China is using chiplets as a way to get around the lack of access to EUV lithography tools. As explained in MIT Technology Review:
In contrast to traditional chips, which integrate all components on a single piece of silicon, chiplets take a modular approach. Each chiplet has dedicated functions such as data processing and storage. They are connected into one system.
Each chiplet is smaller and more specialized, making it cheaper to manufacture and less likely to malfunction. At the same time, individual chiplets in the system can be replaced with newer, better versions to improve performance, while other functional components remain the same.
RISC-V is an open standard instruction set architecture based on reduced instruction set computer design principles. This is a free, non-proprietary platform for IC processor development.
RISC-V, an alternative to Arm, Intel, AMD, and Nvidia, has great potential not only in China but also in the EU and for small businesses and IC designers looking to establish a low-cost, independent presence in the semiconductor and computing markets. It’s attracting interest.
US sanctions are forcing China to accelerate the development of a national ecosystem for advanced ICs based on RISC-V.
The RISC concept was invented at the University of California, Berkeley in 2010. The RISC-V Foundation was established in 2015 to support and manage this technology, with the Chinese Academy of Sciences Institute of Computing Technology joining as one of its founders. Other Chinese members of the foundation include Huawei, ZTE, Tencent, and Alibaba.
In 2020, the foundation relocated from the United States and incorporated as RISC-V International Association in Switzerland to avoid potential interference by US President Donald Trump. It is estimated that China now accounts for about half of the world’s RISC-V core shipments, beyond the scope of US sanctions.
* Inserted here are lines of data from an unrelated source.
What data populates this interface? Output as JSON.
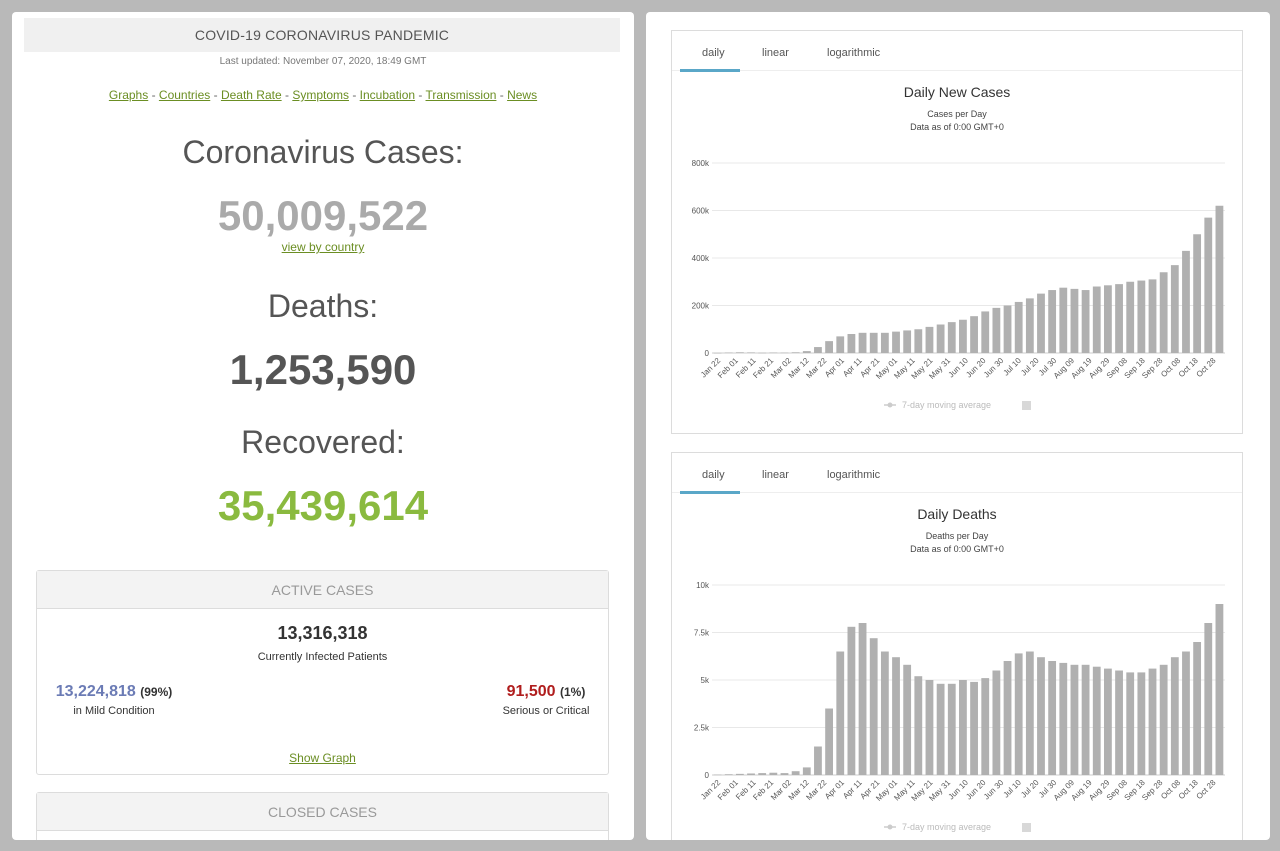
{
  "header": {
    "title": "COVID-19 CORONAVIRUS PANDEMIC",
    "updated": "Last updated: November 07, 2020, 18:49 GMT"
  },
  "nav": [
    "Graphs",
    "Countries",
    "Death Rate",
    "Symptoms",
    "Incubation",
    "Transmission",
    "News"
  ],
  "cases": {
    "label": "Coronavirus Cases:",
    "value": "50,009,522",
    "link": "view by country"
  },
  "deaths": {
    "label": "Deaths:",
    "value": "1,253,590"
  },
  "recovered": {
    "label": "Recovered:",
    "value": "35,439,614"
  },
  "active": {
    "heading": "ACTIVE CASES",
    "total": "13,316,318",
    "subtitle": "Currently Infected Patients",
    "mild_value": "13,224,818",
    "mild_pct": "(99%)",
    "mild_label": "in Mild Condition",
    "serious_value": "91,500",
    "serious_pct": "(1%)",
    "serious_label": "Serious or Critical",
    "show_graph": "Show Graph"
  },
  "closed": {
    "heading": "CLOSED CASES"
  },
  "tabs": [
    "daily",
    "linear",
    "logarithmic"
  ],
  "colors": {
    "link": "#6b8e23",
    "recovered": "#8aba3f",
    "mild": "#6b7bb5",
    "serious": "#b01d1d",
    "bar": "#b0b0b0",
    "tab_active": "#5aa7c8"
  },
  "chart_data": [
    {
      "type": "bar",
      "title": "Daily New Cases",
      "subtitle": "Cases per Day",
      "note": "Data as of 0:00 GMT+0",
      "ylim": [
        0,
        800000
      ],
      "yticks": [
        "0",
        "200k",
        "400k",
        "600k",
        "800k"
      ],
      "xticks": [
        "Jan 22",
        "Feb 01",
        "Feb 11",
        "Feb 21",
        "Mar 02",
        "Mar 12",
        "Mar 22",
        "Apr 01",
        "Apr 11",
        "Apr 21",
        "May 01",
        "May 11",
        "May 21",
        "May 31",
        "Jun 10",
        "Jun 20",
        "Jun 30",
        "Jul 10",
        "Jul 20",
        "Jul 30",
        "Aug 09",
        "Aug 19",
        "Aug 29",
        "Sep 08",
        "Sep 18",
        "Sep 28",
        "Oct 08",
        "Oct 18",
        "Oct 28"
      ],
      "legend": "7-day moving average",
      "grid": true,
      "approx_weekly_values": [
        500,
        2000,
        3000,
        2500,
        1000,
        2000,
        1500,
        3000,
        8000,
        25000,
        50000,
        70000,
        80000,
        85000,
        85000,
        85000,
        90000,
        95000,
        100000,
        110000,
        120000,
        130000,
        140000,
        155000,
        175000,
        190000,
        200000,
        215000,
        230000,
        250000,
        265000,
        275000,
        270000,
        265000,
        280000,
        285000,
        290000,
        300000,
        305000,
        310000,
        340000,
        370000,
        430000,
        500000,
        570000,
        620000
      ]
    },
    {
      "type": "bar",
      "title": "Daily Deaths",
      "subtitle": "Deaths per Day",
      "note": "Data as of 0:00 GMT+0",
      "ylim": [
        0,
        10000
      ],
      "yticks": [
        "0",
        "2.5k",
        "5k",
        "7.5k",
        "10k"
      ],
      "xticks": [
        "Jan 22",
        "Feb 01",
        "Feb 11",
        "Feb 21",
        "Mar 02",
        "Mar 12",
        "Mar 22",
        "Apr 01",
        "Apr 11",
        "Apr 21",
        "May 01",
        "May 11",
        "May 21",
        "May 31",
        "Jun 10",
        "Jun 20",
        "Jun 30",
        "Jul 10",
        "Jul 20",
        "Jul 30",
        "Aug 09",
        "Aug 19",
        "Aug 29",
        "Sep 08",
        "Sep 18",
        "Sep 28",
        "Oct 08",
        "Oct 18",
        "Oct 28"
      ],
      "legend": "7-day moving average",
      "grid": true,
      "approx_weekly_values": [
        20,
        40,
        60,
        80,
        100,
        120,
        100,
        200,
        400,
        1500,
        3500,
        6500,
        7800,
        8000,
        7200,
        6500,
        6200,
        5800,
        5200,
        5000,
        4800,
        4800,
        5000,
        4900,
        5100,
        5500,
        6000,
        6400,
        6500,
        6200,
        6000,
        5900,
        5800,
        5800,
        5700,
        5600,
        5500,
        5400,
        5400,
        5600,
        5800,
        6200,
        6500,
        7000,
        8000,
        9000
      ]
    }
  ]
}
Meanwhile, DigiTimes reported that NVIDIA has hired “hundreds” of new employees in China to work on autonomous driving. BYD and about a dozen other Chinese car companies are using the company’s DRIVE Orin system-on-chip (SoC) in self-driving electric vehicles, generating more than $1 billion in annual revenue for NVIDIA.
Looking ahead to 2025, at least five Chinese EV manufacturers plan to use DRIVE Thor, the successor to DRIVE Orin: BYD, XPeng, GAC-Aion, Li Auto, and Zeekr. However, DRIVE Thor incorporates the generative AI capabilities of Nvidia’s cutting-edge Blackwell architecture. Will the US government try to stop this too?
The Chinese are hedging. BYD, Li Auto, ChangAn and many other Chinese automakers are also partnering with Horizon Robotics, China’s leading computing solution for advanced driver assistance systems (ADAS) and autonomous driving (AD) for consumer vehicles. We are cooperating. So is Volkswagen. In October, Horizon Robotics went public in Hong Kong in the year’s largest IPO.